Нова - страница 2



Однажды Мышонок спросил Лео, когда появилась Новая Москва. Рыбак из федерации Плеяд, который всегда ходил босиком, почесал свою густую светлую шевелюру и посмотрел на закопченные стены, поддерживающие своды зданий, на остроконечные минареты.

– Что-то около тысячи лет тому назад. Но это только предположение.

Теперь Мышонку нужен был именно Лео.

Он вышел из двора и пошел по мосту, увертываясь от грузовиков, автомобилей и троллейбусов, заполнивших проезжую часть. На перекрестке под фонарем он свернул, прошел железные ворота и сбежал вниз по лестнице. Маленькие рыбацкие суденышки ударялись бортами друг о друга в грязной воде.

Горчичного цвета вода Золотого Рога, вздымалась и опускалась за лодками, плескалась между сваями и доками, где стояли суда на подводных крыльях. На выходе из Золотого Рога, над Босфором расходились, образуя просветы, облака.

Вода искрилась под солнечными лучами, и след парома, направлявшегося к другой части света, казался огненной полосой. Мышонок задержался на ступенях, глядя на сверкающий залив. Разрывов в облаках становилось все больше и больше.

Блестящие окна домов в туманной Азии бросались в глаза на фоне желтоватых стен. Именно вследствие этого эффекта греки две тысячи лет назад назвали азиатскую часть города Хризополисом, Золотым городом. Теперь этот район звался Ускудар.

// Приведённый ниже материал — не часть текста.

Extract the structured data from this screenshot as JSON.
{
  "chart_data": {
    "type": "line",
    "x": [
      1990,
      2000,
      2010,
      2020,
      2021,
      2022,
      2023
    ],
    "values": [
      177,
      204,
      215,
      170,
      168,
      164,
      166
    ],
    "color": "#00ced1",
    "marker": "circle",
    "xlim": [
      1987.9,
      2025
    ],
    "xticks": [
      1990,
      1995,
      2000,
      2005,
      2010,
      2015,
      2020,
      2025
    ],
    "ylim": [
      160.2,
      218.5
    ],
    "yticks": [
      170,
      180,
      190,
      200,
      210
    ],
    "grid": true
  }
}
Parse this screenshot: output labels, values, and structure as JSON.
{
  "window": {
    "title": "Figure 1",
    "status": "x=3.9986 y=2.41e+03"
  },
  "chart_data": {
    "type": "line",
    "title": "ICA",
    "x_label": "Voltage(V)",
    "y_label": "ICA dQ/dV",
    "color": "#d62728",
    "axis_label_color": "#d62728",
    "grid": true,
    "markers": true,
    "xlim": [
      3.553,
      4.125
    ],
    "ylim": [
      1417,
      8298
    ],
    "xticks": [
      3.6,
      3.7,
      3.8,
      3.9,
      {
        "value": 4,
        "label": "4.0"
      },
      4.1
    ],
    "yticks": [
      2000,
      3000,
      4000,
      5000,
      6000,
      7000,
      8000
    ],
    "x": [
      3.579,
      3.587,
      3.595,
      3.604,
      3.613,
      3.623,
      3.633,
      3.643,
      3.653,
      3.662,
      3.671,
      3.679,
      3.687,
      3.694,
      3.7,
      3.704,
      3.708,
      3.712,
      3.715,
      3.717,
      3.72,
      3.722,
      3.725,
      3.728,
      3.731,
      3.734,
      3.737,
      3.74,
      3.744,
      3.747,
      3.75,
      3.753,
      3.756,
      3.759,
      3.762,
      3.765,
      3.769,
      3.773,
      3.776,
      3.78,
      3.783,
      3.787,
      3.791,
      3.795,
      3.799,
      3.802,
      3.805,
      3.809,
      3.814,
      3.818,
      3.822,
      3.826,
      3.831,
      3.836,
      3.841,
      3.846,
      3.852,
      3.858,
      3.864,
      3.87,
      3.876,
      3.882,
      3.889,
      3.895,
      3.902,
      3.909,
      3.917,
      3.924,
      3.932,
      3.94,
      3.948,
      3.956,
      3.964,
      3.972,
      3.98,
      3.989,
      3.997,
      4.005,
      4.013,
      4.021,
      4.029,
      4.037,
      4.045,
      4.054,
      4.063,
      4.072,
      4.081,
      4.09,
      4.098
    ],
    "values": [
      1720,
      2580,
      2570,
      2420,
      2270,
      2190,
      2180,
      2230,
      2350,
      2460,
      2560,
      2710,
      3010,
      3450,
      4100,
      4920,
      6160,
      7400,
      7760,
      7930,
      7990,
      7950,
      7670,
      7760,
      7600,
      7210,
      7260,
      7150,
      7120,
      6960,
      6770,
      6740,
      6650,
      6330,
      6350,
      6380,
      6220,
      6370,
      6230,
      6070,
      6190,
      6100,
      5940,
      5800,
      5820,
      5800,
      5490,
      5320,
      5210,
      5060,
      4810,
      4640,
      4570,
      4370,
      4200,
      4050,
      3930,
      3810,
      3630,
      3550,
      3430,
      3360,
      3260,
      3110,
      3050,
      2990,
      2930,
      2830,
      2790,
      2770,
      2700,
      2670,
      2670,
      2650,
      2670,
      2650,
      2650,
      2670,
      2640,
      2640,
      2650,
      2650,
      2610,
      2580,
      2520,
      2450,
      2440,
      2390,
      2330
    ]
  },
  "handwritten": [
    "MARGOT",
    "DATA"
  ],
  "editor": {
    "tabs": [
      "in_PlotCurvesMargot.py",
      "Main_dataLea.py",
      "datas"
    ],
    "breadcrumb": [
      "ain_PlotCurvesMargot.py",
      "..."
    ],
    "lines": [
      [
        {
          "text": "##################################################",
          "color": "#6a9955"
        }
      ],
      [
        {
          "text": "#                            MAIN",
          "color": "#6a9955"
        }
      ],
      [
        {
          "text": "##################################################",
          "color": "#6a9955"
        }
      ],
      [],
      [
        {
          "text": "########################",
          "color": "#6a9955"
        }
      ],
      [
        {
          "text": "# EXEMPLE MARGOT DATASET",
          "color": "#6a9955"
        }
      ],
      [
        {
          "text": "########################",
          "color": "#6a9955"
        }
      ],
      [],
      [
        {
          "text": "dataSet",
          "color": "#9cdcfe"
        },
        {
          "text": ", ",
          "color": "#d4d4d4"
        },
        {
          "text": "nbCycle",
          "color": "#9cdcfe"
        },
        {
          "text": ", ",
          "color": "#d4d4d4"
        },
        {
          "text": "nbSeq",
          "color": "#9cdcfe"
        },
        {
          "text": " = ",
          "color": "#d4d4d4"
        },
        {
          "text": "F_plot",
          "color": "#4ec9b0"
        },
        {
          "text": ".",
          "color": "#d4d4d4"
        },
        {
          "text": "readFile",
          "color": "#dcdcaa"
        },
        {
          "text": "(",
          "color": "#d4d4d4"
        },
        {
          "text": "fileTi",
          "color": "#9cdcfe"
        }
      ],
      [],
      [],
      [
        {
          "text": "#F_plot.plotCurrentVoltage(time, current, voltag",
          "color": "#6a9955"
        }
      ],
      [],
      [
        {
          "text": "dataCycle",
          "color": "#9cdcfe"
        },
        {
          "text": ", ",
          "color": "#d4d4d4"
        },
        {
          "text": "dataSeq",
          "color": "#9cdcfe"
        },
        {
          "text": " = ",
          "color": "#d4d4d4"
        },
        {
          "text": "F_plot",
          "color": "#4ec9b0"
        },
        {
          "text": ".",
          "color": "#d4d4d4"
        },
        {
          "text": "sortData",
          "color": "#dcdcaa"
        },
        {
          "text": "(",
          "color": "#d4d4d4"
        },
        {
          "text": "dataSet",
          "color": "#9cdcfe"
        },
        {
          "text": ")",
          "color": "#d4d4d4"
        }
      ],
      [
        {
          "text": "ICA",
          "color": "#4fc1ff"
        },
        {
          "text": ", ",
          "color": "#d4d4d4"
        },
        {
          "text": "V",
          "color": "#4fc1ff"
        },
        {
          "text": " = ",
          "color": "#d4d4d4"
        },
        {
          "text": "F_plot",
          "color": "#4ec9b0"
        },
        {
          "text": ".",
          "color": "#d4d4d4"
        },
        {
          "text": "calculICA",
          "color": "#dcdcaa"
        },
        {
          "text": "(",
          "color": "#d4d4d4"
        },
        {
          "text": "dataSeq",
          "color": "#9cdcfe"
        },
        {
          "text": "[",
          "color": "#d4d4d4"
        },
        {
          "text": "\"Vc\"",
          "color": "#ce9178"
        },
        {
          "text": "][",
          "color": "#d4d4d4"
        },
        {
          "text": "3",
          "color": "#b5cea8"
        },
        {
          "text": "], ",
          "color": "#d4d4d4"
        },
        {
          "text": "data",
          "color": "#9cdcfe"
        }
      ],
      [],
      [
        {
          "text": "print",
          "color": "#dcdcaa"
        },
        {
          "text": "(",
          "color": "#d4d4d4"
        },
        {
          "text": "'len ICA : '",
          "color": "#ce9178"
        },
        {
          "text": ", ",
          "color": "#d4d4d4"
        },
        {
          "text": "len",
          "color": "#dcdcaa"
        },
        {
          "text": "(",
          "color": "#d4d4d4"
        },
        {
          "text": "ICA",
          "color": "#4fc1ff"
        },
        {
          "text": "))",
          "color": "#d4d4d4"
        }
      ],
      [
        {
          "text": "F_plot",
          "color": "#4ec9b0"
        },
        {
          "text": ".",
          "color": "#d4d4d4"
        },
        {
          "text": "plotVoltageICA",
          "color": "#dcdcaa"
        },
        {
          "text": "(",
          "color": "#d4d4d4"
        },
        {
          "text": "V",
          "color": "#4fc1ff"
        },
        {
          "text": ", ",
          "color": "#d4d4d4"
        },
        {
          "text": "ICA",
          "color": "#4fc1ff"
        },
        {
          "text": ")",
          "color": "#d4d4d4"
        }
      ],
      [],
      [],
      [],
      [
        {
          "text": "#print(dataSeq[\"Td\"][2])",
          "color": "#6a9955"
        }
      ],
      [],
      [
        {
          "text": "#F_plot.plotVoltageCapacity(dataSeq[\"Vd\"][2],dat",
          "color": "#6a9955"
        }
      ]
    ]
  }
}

– Эй, Мышонок! – позвал его Лео с красной вымытой палубы. Лео построил навес на своей лодке, расставил деревянные столики и вокруг них вместо стульев поставил бочонки. Черное масло кипело в котле, подключенном к дряхлому генератору, заляпанному засохшей краской. В стороне, на куске желтоватой пленки, лежала груда рыбы. Жабры ее были растопырены, так что каждая рыбья голова торчала как бы из темно-красного цветка. – Эй, Мышонок, что это у тебя?

Когда погода была получше, рыбаки, докеры и грузчики приходили сюда обедать. Мышонок перебрался через леер. Лео бросил в котел еще две рыбины. Масло покрылось желтой пленкой.

– Это… Ну то, о чем ты рассказывал. Я взял… Я хочу сказать, что думаю, что это та самая штука, о которой ты говорил, – слова вырывались, замирали, выражали сомнение и снова замирали.

Лео, которому его имя, волосы и грузная фигура достались от его предков немецкого происхождения и чья речь сохранила память о детстве, проведенном в рыбачьем поселке, на побережье в мире, где звезд ночью было раз в десять больше, чем на Земле, выглядел смущенным. Смущение сменилось удивлением, когда Мышонок достал кожаный футляр.

Лео взял его в свои веснушчатые руки.

– Ты уверен? Ты где…

Двое рабочих поднимались на палубу. Лео заметил тревогу, мелькнувшую в глазах Мышонка, и перешел с турецкого на греческий.

– Ты где нашел это?

Фразы он строил одинаково, независимо от языка, на котором говорил.

– Спер, – даже когда слова сплошным потоком выходят из охрипшей глотки, десятилетний цыганенок разговаривает на полудюжине языков Средиземноморья гораздо лучше людей, которые, подобно Лео, изучают языки под гипнозом.

Строители, мрачные после работы (к счастью, разговаривающие лишь по-турецки), сели за стол, массируя запястья и потирая контакты на поясницах, где мощные машины подключались к их телам. Они заказали рыбу.

Лео наклонился и взмахнул рукой. Серебро блеснуло в воздухе и масло в котле затрещало.

Лео прислонился к поручню и открыл футляр.

– Да, – он говорил неторопливо. – Нигде на Земле, а тут особенно, не ожидал. Это взял ты откуда?